Nunca passarei uma noite que seja da minha vida em Londres, nem mandarei os meus filhos para a escola. Aqui, nesta enorme estação, todas as coisas têm um eco vazio. A luz é amarelada, semelhante à que nos chega através de um toldo. A Jinny vive aqui. A Jinny passeia o cão nestas ruas. As pessoas daqui andam pelas ruas em silêncio. Não olham para mais nada a não ser para as montras das lojas. As suas cabeças não param de fazer o mesmo movimento simultâneo, para cima e para baixo. As ruas estão atadas umas às outras pelos fios do telégrafo. As casas são todas de vidro, enfeitadas com festões e toda a espécie de brilhos; agora, todas são portas principais e cortinas de renda, pilares e degraus brancos.
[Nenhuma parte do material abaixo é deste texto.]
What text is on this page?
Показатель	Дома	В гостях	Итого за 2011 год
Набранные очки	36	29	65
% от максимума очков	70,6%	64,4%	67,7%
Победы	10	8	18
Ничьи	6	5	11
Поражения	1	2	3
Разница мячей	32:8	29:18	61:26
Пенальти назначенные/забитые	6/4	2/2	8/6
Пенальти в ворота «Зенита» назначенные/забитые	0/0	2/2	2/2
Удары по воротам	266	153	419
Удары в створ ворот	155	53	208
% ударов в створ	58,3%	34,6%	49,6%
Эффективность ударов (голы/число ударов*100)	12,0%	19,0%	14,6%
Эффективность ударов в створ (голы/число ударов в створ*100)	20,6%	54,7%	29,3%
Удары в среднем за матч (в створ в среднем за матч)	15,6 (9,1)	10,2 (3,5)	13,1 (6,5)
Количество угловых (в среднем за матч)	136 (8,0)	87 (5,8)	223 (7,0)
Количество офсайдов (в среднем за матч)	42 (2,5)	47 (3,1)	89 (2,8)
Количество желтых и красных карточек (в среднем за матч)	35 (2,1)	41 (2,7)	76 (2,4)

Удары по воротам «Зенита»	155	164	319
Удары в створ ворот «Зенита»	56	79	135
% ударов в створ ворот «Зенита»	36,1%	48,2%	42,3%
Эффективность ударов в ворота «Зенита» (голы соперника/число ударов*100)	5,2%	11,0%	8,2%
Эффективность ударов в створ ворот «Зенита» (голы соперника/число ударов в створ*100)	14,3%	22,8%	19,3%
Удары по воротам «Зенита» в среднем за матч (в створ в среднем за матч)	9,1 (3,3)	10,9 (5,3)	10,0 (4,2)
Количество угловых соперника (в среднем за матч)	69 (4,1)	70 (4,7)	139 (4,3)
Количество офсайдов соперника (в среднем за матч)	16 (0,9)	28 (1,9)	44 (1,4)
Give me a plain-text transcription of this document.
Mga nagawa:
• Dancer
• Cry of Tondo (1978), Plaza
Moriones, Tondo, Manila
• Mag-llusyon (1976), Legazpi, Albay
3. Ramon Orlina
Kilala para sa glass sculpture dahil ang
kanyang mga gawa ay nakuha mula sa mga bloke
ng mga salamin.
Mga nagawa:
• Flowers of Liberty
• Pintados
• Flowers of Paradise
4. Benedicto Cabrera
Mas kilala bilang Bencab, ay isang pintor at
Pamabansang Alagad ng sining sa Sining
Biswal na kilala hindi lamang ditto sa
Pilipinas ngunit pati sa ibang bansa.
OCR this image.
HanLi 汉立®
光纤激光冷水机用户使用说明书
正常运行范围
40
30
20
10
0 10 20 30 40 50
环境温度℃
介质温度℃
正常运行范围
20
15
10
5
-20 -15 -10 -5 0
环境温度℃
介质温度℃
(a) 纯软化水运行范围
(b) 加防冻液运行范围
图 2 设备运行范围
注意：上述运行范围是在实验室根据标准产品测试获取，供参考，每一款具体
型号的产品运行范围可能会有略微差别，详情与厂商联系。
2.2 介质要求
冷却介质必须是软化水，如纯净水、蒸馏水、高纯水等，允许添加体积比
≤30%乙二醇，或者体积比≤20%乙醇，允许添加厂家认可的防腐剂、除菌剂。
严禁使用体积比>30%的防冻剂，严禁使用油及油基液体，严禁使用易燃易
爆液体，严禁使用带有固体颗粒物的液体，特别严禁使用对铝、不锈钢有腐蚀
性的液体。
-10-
Mas o certo, lá vou eu, de novo para longe de Londres; estou de novo nos campos; vejo as casas, as mulheres, que penduram a roupa às árvores, e os pastos. Londres apresenta-se agora velada, acabando por se dobrar sobre si mesma e desaparecer. O ácido carbólico e a resina começam agora a perder o seu sabor. Cheira-me a milho e a nabos. Desfaço um embrulho de papel amarrado com um fio de algodão branco. As cascas de ovo rebolam para a depressão que separa os meus dois joelhos. As estações vão-se seguindo umas às outras. As mulheres beijam-se e ajudam-se mutuamente a carregar os cestos. Agora, já posso abrir a janela e deitar a cabeça de fora. O ar entra-me às golfadas pelo nariz e pela garganta – este ar fresco, este ar com sabor a sal e cheiro a nabos. E lá está o meu pai, de costas voltadas, a falar com um agricultor. Estremeço. Choro. Lá está o meu pai com as suas palavras. Lá está o meu pai.